Effect of Heteroaromaticity on Adsorption of Pyrazine on the Ge(100)‑2×1 Surface

The reaction of pyrazine with the Ge(100)-2×1 surface has been investigated by X-ray photoelectron spectroscopy (XPS) and density functional theory calculations. Results show that pyrazine reacts with the surface through both the nitrogen and carbon atoms of the ring to form N-dative bonds and cycloaddition products, respectively. These products are assigned based on calculated electron core level binding and adsorption energies, as well as experimental XPS results. We find that the product distribution changes as a function of coverage and temperature, and in all cases, both dative bonded and cycloaddition products are present. A temperature dependence analysis shows evidence of molecular desorption as well as changes in the product distribution.
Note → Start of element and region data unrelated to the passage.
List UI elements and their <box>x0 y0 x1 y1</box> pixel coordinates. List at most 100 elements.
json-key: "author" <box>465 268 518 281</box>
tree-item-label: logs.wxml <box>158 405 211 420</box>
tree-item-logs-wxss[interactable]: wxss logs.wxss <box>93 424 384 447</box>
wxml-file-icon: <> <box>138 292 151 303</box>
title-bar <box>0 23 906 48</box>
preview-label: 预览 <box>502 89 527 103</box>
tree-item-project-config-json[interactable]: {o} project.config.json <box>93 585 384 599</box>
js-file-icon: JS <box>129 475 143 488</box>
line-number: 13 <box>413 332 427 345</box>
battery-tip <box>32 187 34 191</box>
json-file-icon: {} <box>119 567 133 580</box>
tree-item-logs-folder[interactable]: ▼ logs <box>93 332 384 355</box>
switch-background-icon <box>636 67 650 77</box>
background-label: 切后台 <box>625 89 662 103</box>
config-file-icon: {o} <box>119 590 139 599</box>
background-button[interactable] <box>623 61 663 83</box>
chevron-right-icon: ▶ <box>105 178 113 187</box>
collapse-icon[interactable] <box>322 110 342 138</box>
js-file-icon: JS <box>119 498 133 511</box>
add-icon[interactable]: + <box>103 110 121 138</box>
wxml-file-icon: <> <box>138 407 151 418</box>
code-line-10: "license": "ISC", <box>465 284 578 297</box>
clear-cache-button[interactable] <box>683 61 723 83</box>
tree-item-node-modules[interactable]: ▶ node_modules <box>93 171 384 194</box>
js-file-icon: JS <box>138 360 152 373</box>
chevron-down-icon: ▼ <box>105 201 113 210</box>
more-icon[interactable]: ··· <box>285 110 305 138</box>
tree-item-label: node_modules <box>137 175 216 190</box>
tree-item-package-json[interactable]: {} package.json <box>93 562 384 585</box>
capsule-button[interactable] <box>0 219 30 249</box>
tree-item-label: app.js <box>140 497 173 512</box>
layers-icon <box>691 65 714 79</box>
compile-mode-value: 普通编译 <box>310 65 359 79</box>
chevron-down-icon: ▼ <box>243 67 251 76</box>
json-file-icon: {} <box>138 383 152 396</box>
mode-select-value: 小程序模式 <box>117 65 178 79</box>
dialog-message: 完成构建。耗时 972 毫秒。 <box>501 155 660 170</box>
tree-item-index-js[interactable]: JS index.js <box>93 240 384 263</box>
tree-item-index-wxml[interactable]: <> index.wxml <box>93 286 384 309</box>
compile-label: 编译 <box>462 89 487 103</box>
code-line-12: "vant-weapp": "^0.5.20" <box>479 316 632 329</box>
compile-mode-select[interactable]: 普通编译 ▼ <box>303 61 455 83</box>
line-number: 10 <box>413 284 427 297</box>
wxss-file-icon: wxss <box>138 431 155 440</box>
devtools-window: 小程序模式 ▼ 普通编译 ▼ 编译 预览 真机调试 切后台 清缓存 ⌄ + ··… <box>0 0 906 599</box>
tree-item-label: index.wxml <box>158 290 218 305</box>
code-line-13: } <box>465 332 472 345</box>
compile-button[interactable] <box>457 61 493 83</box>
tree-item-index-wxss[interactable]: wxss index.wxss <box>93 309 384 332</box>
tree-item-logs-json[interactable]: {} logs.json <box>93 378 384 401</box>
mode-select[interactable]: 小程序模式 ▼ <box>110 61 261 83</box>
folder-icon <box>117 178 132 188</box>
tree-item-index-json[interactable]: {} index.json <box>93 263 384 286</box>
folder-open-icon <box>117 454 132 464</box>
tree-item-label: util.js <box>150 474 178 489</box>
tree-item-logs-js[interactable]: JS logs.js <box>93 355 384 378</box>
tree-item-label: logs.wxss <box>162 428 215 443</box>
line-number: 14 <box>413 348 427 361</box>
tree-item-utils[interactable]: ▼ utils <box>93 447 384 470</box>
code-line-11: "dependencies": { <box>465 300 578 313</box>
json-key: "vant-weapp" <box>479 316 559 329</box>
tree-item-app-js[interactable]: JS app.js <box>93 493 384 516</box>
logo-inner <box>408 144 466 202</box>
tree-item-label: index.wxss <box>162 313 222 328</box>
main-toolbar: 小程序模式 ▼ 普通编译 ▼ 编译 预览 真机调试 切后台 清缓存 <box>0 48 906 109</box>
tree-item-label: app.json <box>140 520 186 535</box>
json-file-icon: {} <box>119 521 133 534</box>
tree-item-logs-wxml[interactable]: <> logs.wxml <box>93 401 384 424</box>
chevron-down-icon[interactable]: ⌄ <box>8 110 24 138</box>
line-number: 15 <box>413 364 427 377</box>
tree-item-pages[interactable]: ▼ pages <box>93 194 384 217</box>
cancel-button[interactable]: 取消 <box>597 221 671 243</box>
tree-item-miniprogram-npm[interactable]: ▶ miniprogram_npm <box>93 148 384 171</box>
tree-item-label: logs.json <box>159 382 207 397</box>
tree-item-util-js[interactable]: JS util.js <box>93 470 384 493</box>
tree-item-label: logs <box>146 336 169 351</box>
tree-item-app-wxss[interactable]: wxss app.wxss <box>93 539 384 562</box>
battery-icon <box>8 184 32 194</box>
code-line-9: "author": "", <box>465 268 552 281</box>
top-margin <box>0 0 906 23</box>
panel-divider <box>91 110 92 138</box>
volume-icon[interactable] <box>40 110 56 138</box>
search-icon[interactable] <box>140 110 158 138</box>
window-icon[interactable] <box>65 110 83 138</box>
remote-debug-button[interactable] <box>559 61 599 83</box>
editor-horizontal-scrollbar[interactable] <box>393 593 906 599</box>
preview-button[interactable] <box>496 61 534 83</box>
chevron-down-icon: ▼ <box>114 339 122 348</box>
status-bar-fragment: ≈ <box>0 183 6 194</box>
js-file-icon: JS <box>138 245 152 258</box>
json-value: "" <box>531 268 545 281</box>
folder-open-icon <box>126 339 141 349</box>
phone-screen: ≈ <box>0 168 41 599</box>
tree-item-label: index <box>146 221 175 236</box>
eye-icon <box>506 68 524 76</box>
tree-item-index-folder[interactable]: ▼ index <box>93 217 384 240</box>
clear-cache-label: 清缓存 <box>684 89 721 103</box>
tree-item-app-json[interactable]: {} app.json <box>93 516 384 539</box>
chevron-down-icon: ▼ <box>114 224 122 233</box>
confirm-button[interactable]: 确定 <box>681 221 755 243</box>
We found that the number of nitrogen dative bonds is maximized at low temperature through kinetic trapping, while carbon cycloaddition products are promoted with increasing thermal energy. Coverage dependence analysis shows that as the surface becomes crowded, most of the reactions occur through the nitrogen moiety. The nature of surface-adsorbate bonding is revealed by natural population analysis and energy decomposition analysis. We find strong evidence for the dative bond character from molecule to surface donation of the nitrogen lone pairs and surface to molecule back-donation from Ge–Ge_subsurface bonds. A loss of aromaticity is found for the structure with two dative bonds. The reaction to the cycloaddition product shows signatures of an inverse electron-demand Diels–Alder reaction.